Foster Instructional Best Practices: Add Learning Walks to Your School’s Evaluation Toolkit

As a team, the leaders and teachers understand that the student’s work is a mirror of the teacher’s work, the teacher’s work is a mirror of the principal’s work, and the principal’s work is a mirror of the superintendent’s work.

– Institute for Learning


The Learning Walk routine reflects the instructional core: how teachers teach, how students learn, and what gets taught to whom. The Learning Walk sits within existing instruction and typically centers on inquiries identified by teachers themselves.

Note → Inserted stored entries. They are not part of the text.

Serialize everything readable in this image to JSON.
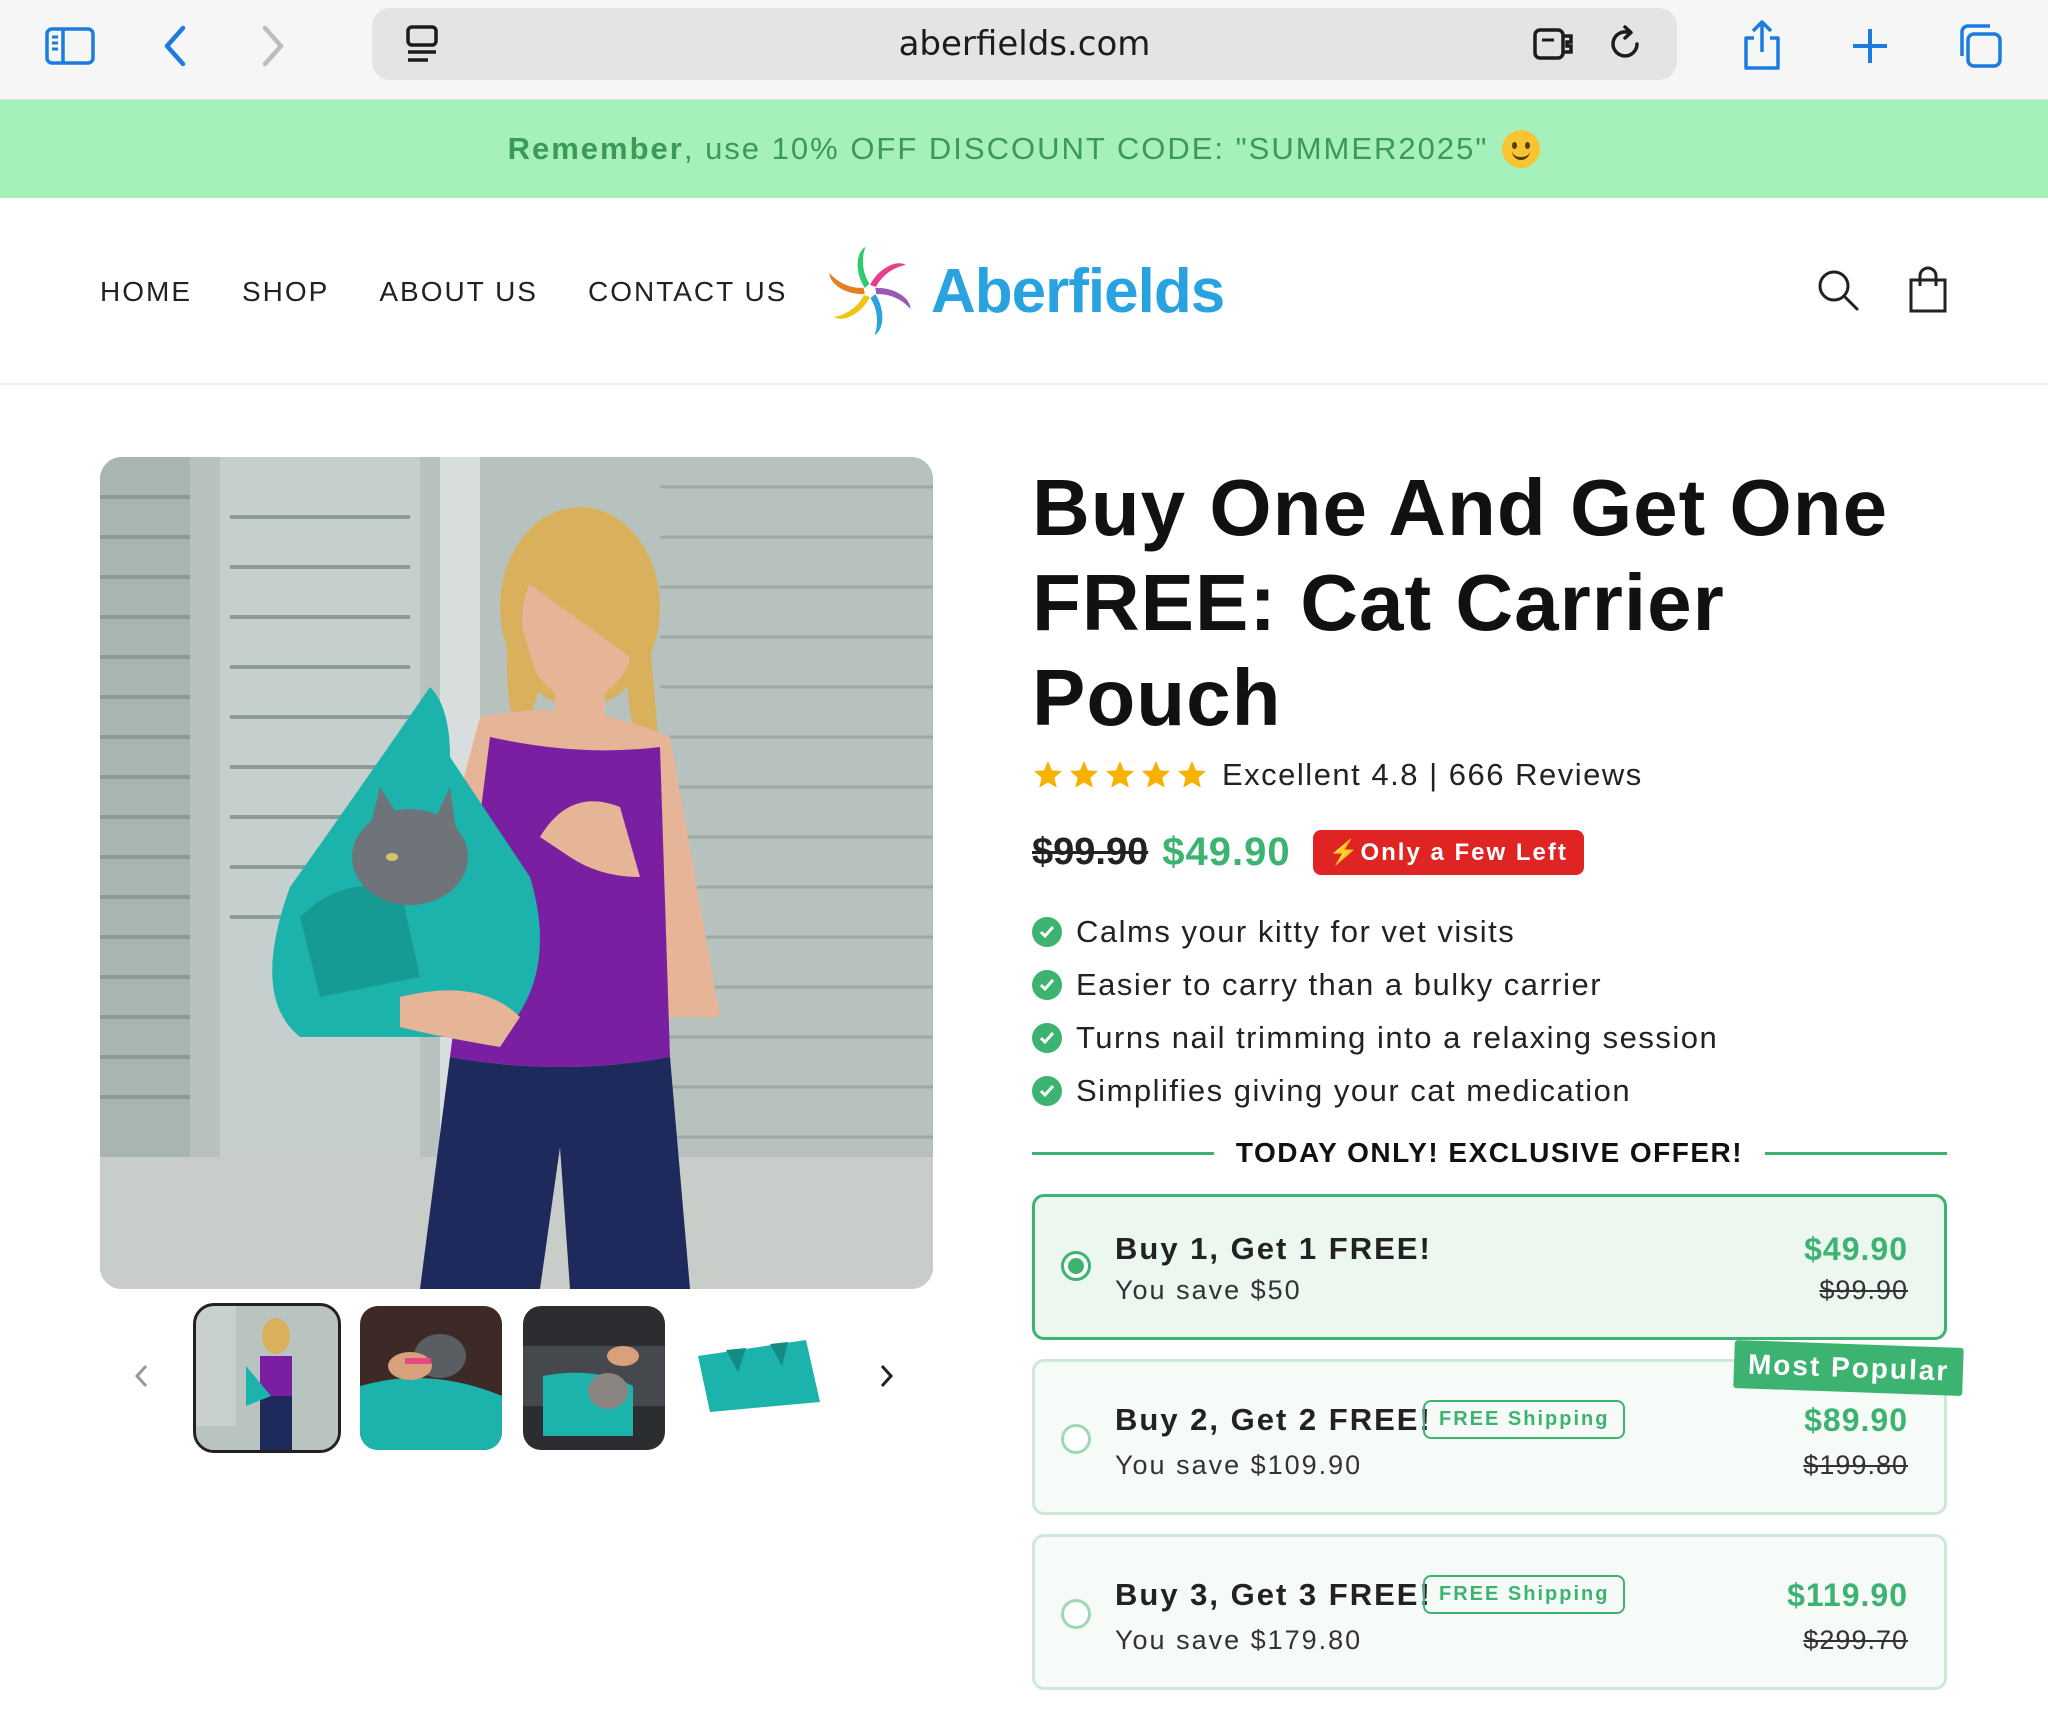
{
  "browser": {
    "url": "aberfields.com"
  },
  "announcement": {
    "bold": "Remember",
    "text": ", use 10% OFF DISCOUNT CODE: \"SUMMER2025\""
  },
  "nav": {
    "items": [
      "HOME",
      "SHOP",
      "ABOUT US",
      "CONTACT US"
    ]
  },
  "logo": {
    "name": "Aberfields"
  },
  "product": {
    "title": "Buy One And Get One FREE: Cat Carrier Pouch",
    "rating_text": "Excellent 4.8 | 666 Reviews",
    "rating_value": 4.8,
    "old_price": "$99.90",
    "price": "$49.90",
    "stock_badge": "Only a Few Left",
    "bullets": [
      "Calms your kitty for vet visits",
      "Easier to carry than a bulky carrier",
      "Turns nail trimming into a relaxing session",
      "Simplifies giving your cat medication"
    ]
  },
  "offer": {
    "heading": "TODAY ONLY! EXCLUSIVE OFFER!",
    "popular_label": "Most Popular",
    "options": [
      {
        "title": "Buy 1, Get 1 FREE!",
        "save": "You save $50",
        "price": "$49.90",
        "compare": "$99.90",
        "badge": "",
        "selected": true
      },
      {
        "title": "Buy 2, Get 2 FREE!",
        "save": "You save $109.90",
        "price": "$89.90",
        "compare": "$199.80",
        "badge": "FREE Shipping",
        "selected": false
      },
      {
        "title": "Buy 3, Get 3 FREE!",
        "save": "You save $179.80",
        "price": "$119.90",
        "compare": "$299.70",
        "badge": "FREE Shipping",
        "selected": false
      }
    ]
  },
  "colors": {
    "accent_green": "#3cb371",
    "banner_green": "#a5f0bb",
    "logo_blue": "#29a3e0",
    "badge_red": "#e02424"
  },
  "icons": {
    "sidebar": "sidebar-icon",
    "back": "chevron-left-icon",
    "forward": "chevron-right-icon",
    "share": "share-icon",
    "new_tab": "plus-icon",
    "tabs": "tabs-icon",
    "search": "search-icon",
    "cart": "bag-icon"
  }
}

The Routine works across different observational conditions:

  • Virtual classes in live-time
  • Short video segments of lessons uploaded by teachers
  • Live lessons inside the classroom

The Learning Walk is frequently used after professional development has been provided in order to identify effective practices. It helps schools and districts respond to questions like:

1. How are effective practices being implemented in a school or district?

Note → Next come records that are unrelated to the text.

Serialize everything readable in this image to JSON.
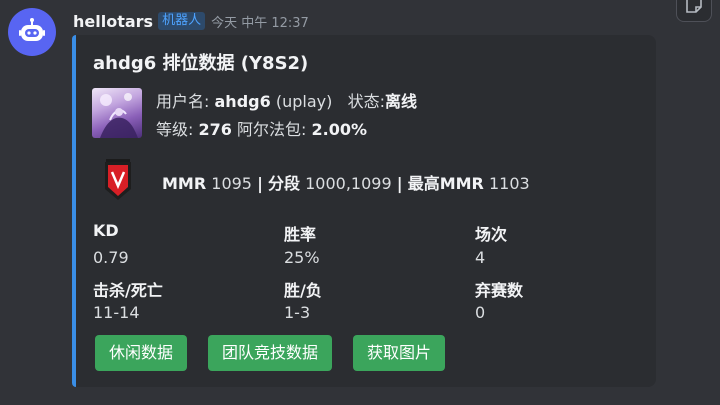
{
  "message": {
    "username": "hellotars",
    "bot_tag": "机器人",
    "timestamp": "今天 中午 12:37"
  },
  "embed": {
    "accent_color": "#3a8ee6",
    "title": "ahdg6 排位数据 (Y8S2)",
    "profile": {
      "username_label": "用户名:",
      "username_value": "ahdg6",
      "platform": "(uplay)",
      "status_label": "状态:",
      "status_value": "离线",
      "level_label": "等级:",
      "level_value": "276",
      "alpha_label": "阿尔法包:",
      "alpha_value": "2.00%"
    },
    "mmr": {
      "mmr_label": "MMR",
      "mmr_value": "1095",
      "sep1": "|",
      "segment_label": "分段",
      "segment_value": "1000,1099",
      "sep2": "|",
      "max_label": "最高MMR",
      "max_value": "1103",
      "rank_icon": "rank-badge-icon"
    },
    "stats": [
      {
        "label": "KD",
        "value": "0.79"
      },
      {
        "label": "胜率",
        "value": "25%"
      },
      {
        "label": "场次",
        "value": "4"
      },
      {
        "label": "击杀/死亡",
        "value": "11-14"
      },
      {
        "label": "胜/负",
        "value": "1-3"
      },
      {
        "label": "弃赛数",
        "value": "0"
      }
    ],
    "buttons": [
      {
        "label": "休闲数据",
        "color": "#3ba55c"
      },
      {
        "label": "团队竞技数据",
        "color": "#3ba55c"
      },
      {
        "label": "获取图片",
        "color": "#3ba55c"
      }
    ]
  }
}
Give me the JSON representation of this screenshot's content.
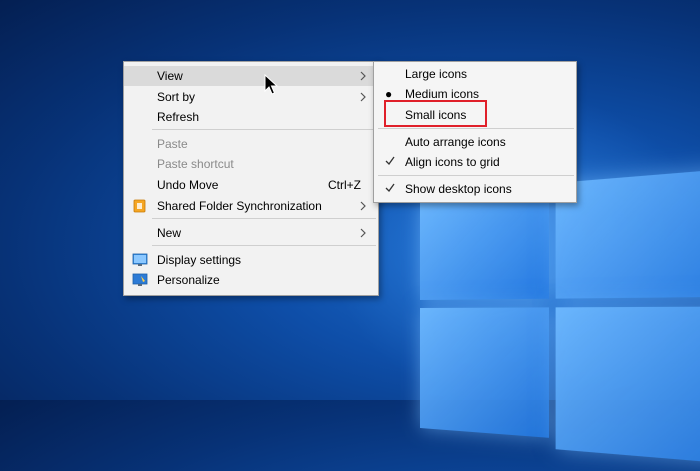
{
  "desktop": {
    "accent": "#0e4ea8"
  },
  "context_menu": {
    "items": [
      {
        "label": "View",
        "has_submenu": true,
        "state": "hover"
      },
      {
        "label": "Sort by",
        "has_submenu": true
      },
      {
        "label": "Refresh"
      },
      {
        "label": "Paste",
        "disabled": true
      },
      {
        "label": "Paste shortcut",
        "disabled": true
      },
      {
        "label": "Undo Move",
        "accelerator": "Ctrl+Z"
      },
      {
        "label": "Shared Folder Synchronization",
        "has_submenu": true,
        "icon": "sync-app-icon"
      },
      {
        "label": "New",
        "has_submenu": true
      },
      {
        "label": "Display settings",
        "icon": "display-settings-icon"
      },
      {
        "label": "Personalize",
        "icon": "personalize-icon"
      }
    ]
  },
  "view_submenu": {
    "items": [
      {
        "label": "Large icons"
      },
      {
        "label": "Medium icons",
        "mark": "bullet"
      },
      {
        "label": "Small icons",
        "highlighted": true
      },
      {
        "label": "Auto arrange icons"
      },
      {
        "label": "Align icons to grid",
        "mark": "check"
      },
      {
        "label": "Show desktop icons",
        "mark": "check"
      }
    ],
    "highlight_color": "#e0202a"
  }
}
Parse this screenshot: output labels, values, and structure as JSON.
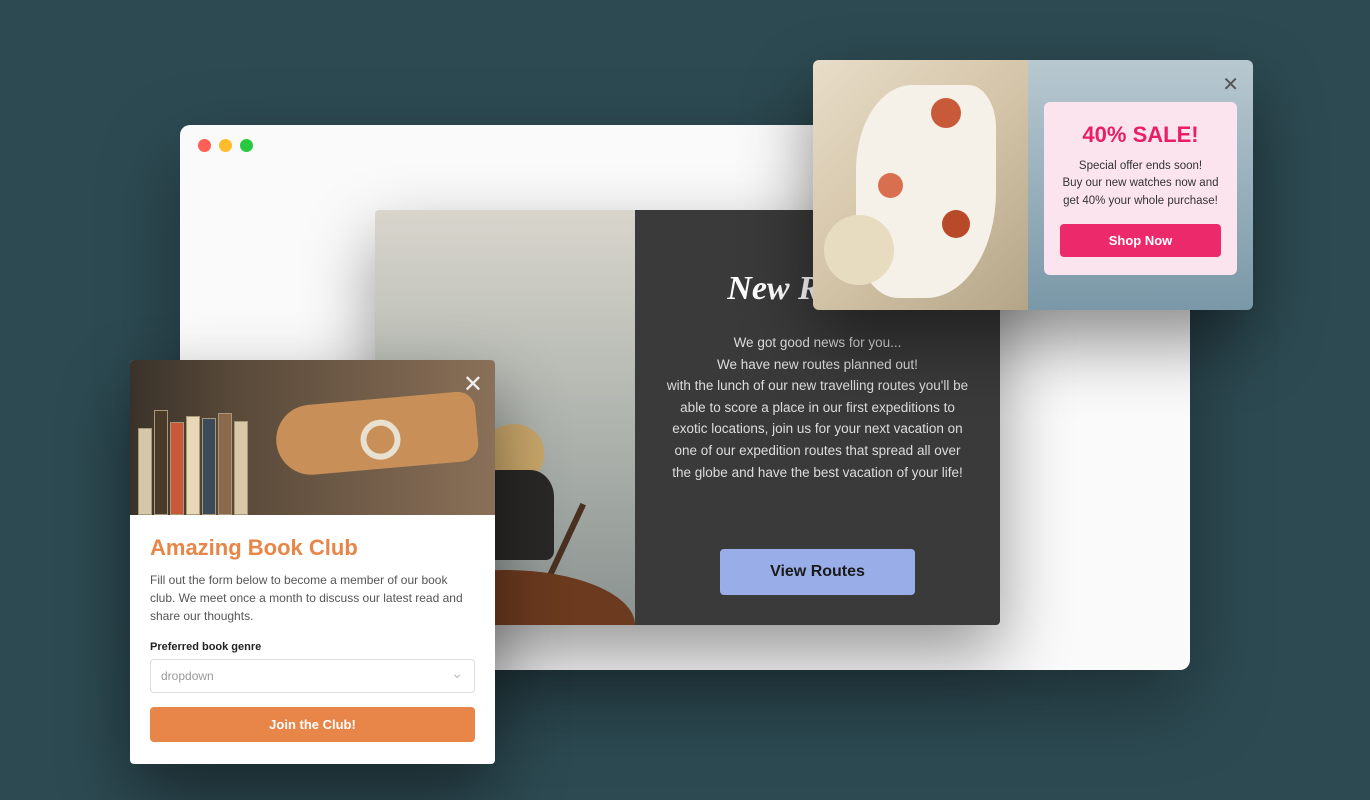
{
  "routes": {
    "title": "New Routes!",
    "body": "We got good news for you...\nWe have new routes planned out!\nwith the lunch of our new travelling routes you'll be able to score a place in our first expeditions to exotic locations, join us for your next vacation on one of our expedition routes that spread all over the globe and have the best vacation of your life!",
    "button": "View Routes"
  },
  "sale": {
    "title": "40% SALE!",
    "body": "Special offer ends soon!\nBuy our new watches now and get 40% your whole purchase!",
    "button": "Shop Now"
  },
  "book": {
    "title": "Amazing Book Club",
    "body": "Fill out the form below to become a member of our book club. We meet once a month to discuss our latest read and share our thoughts.",
    "field_label": "Preferred book genre",
    "placeholder": "dropdown",
    "button": "Join the Club!"
  }
}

2. What texts and tasks engage students?

3. How can instruction be used to support student voice and agency?

4. What does student talk sound like? How do teachers promote productive talk?

5. How are classrooms exhibiting equitable practice?

6. What professional development activities benefit teachers and students?

Preparing for the Learning Walk

  1. Determine schedule
  2. A lens, or focus, for the walk is determined by the administrators and teachers.
  3. See “Before Using the Routine” in the Tips section below.

Viewing Classrooms

  1. Walkers view the classrooms for 12-15 minutes.
  2. Walkers keep track of their observations and questions.

Observations should be recorded immediately. Each walker fills out the observation form that relates to the focus provided by the teachers. Walkers make observations that are not evaluative or for auditing. The notes should be rooted in the teacher’s focus and evidence from the classroom, and be void of praise or correction.

Debriefing and Planning Next Steps

  1. The team facilitates the sharing of observations garnered from the walkers.
  2. The group notes trends and commonalities across classrooms.
  3. Next steps are discussed.

Next steps apply to everyone up and down the line of educator stakeholders, from teacher to superintendent.

There is little to gain from classroom visits unless they are followed by coaching and professional development. The goal of the Learning Walk routine is to provide feedback to the teacher that will move their practice forward. This means the feedback provided should come from a coaching stance, the feedback process should be interactive, and the teacher should participate in designing the next steps.